DEAR ABBY: A guy at work, "Leon," is my age, very friendly and down-to-earth. When we've worked together, we have had great conversations, and he has told me a lot about his girlfriend who he's been with for years. I feel guilty knowing this because Leon is having an affair with a girl here at work who's almost a decade his junior, and they've started getting very brazen about it.
He tells people he's tempted by her but would not cross the line. The girl, however, tells very different, detailed and personal stories about their rendezvous. I'm not friends with Leon on Facebook, but I looked at his profile to read a tribute to his recently lost friend and saw his girlfriend's name, and I'm tempted to reach out.
This woman doesn't know me, but I know that at my age, if my boyfriend of three years was messing around at work and everybody knew but me, I'd be livid at them almost as much as I would be at him. As someone who has been cheated on before, I feel I have a duty to his girlfriend because I wouldn't want to waste another second in the dark or with a cheater.
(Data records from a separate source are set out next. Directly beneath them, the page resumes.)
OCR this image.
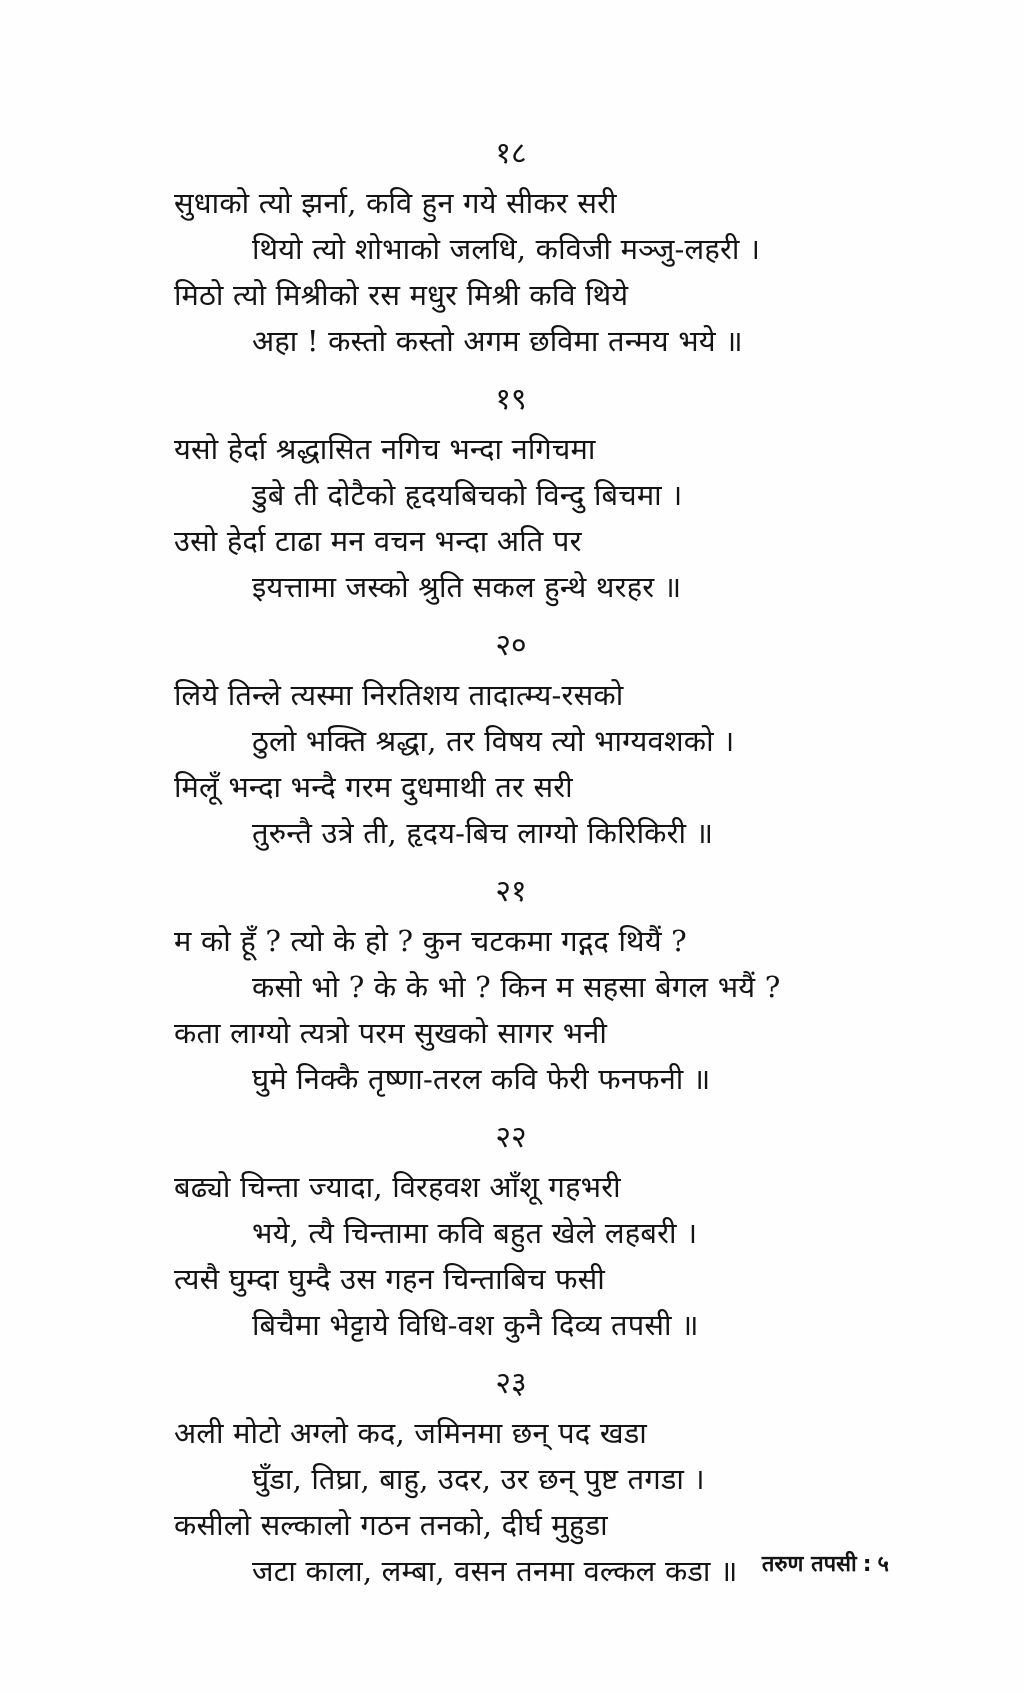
१८
सुधाको त्यो झर्ना, कवि हुन गये सीकर सरी
थियो त्यो शोभाको जलधि, कविजी मञ्जु-लहरी ।
मिठो त्यो मिश्रीको रस मधुर मिश्री कवि थिये
अहा ! कस्तो कस्तो अगम छविमा तन्मय भये ॥
१९
यसो हेर्दा श्रद्धासित नगिच भन्दा नगिचमा
डुबे ती दोटैको हृदयबिचको विन्दु बिचमा ।
उसो हेर्दा टाढा मन वचन भन्दा अति पर
इयत्तामा जस्को श्रुति सकल हुन्थे थरहर ॥
२०
लिये तिन्ले त्यस्मा निरतिशय तादात्म्य-रसको
ठुलो भक्ति श्रद्धा, तर विषय त्यो भाग्यवशको ।
मिलूँ भन्दा भन्दै गरम दुधमाथी तर सरी
तुरुन्तै उत्रे ती, हृदय-बिच लाग्यो किरिकिरी ॥
२१
म को हूँ ? त्यो के हो ? कुन चटकमा गद्गद थियैं ?
कसो भो ? के के भो ? किन म सहसा बेगल भयैं ?
कता लाग्यो त्यत्रो परम सुखको सागर भनी
घुमे निक्कै तृष्णा-तरल कवि फेरी फनफनी ॥
२२
बढ्यो चिन्ता ज्यादा, विरहवश आँशू गहभरी
भये, त्यै चिन्तामा कवि बहुत खेले लहबरी ।
त्यसै घुम्दा घुम्दै उस गहन चिन्ताबिच फसी
बिचैमा भेट्टाये विधि-वश कुनै दिव्य तपसी ॥
२३
अली मोटो अग्लो कद, जमिनमा छन् पद खडा
घुँडा, तिघ्रा, बाहु, उदर, उर छन् पुष्ट तगडा ।
कसीलो सल्कालो गठन तनको, दीर्घ मुहुडा
जटा काला, लम्बा, वसन तनमा वल्कल कडा ॥	तरुण तपसी : ५
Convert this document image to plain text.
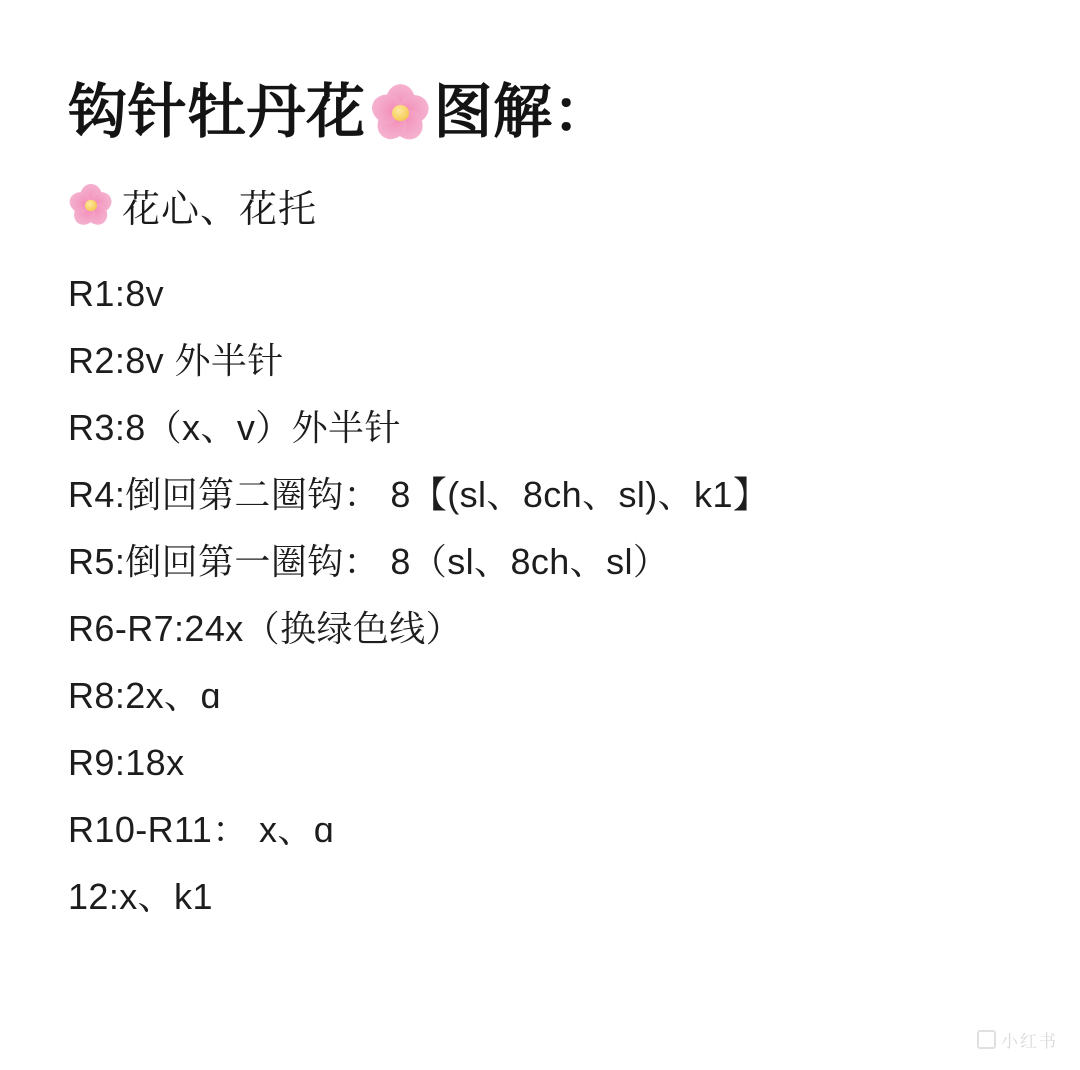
钩针牡丹花 图解：
花心、花托
R1:8v
R2:8v 外半针
R3:8（x、v）外半针
R4:倒回第二圈钩： 8【(sl、8ch、sl)、k1】
R5:倒回第一圈钩： 8（sl、8ch、sl）
R6-R7:24x（换绿色线）
R8:2x、ɑ
R9:18x
R10-R11： x、ɑ
12:x、k1
小红书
Then again, since Leon and his plaything aren't subtle, do you think I should approach him instead and ask if he's still with his girlfriend or if she knows about the mistress? I've always thought honesty was the best policy and straightforwardness got the most honest answers. Any advice would be much appreciated. -- WITNESS IN VIRGINIA
DEAR WITNESS: I understand your impulse to intervene on behalf of Leon's wronged girlfriend, but for your own sake, please resist the urge. If you start a firestorm, your workplace could become unbearable. So, with the understanding that Leon is a cheater and a liar, stay out of it.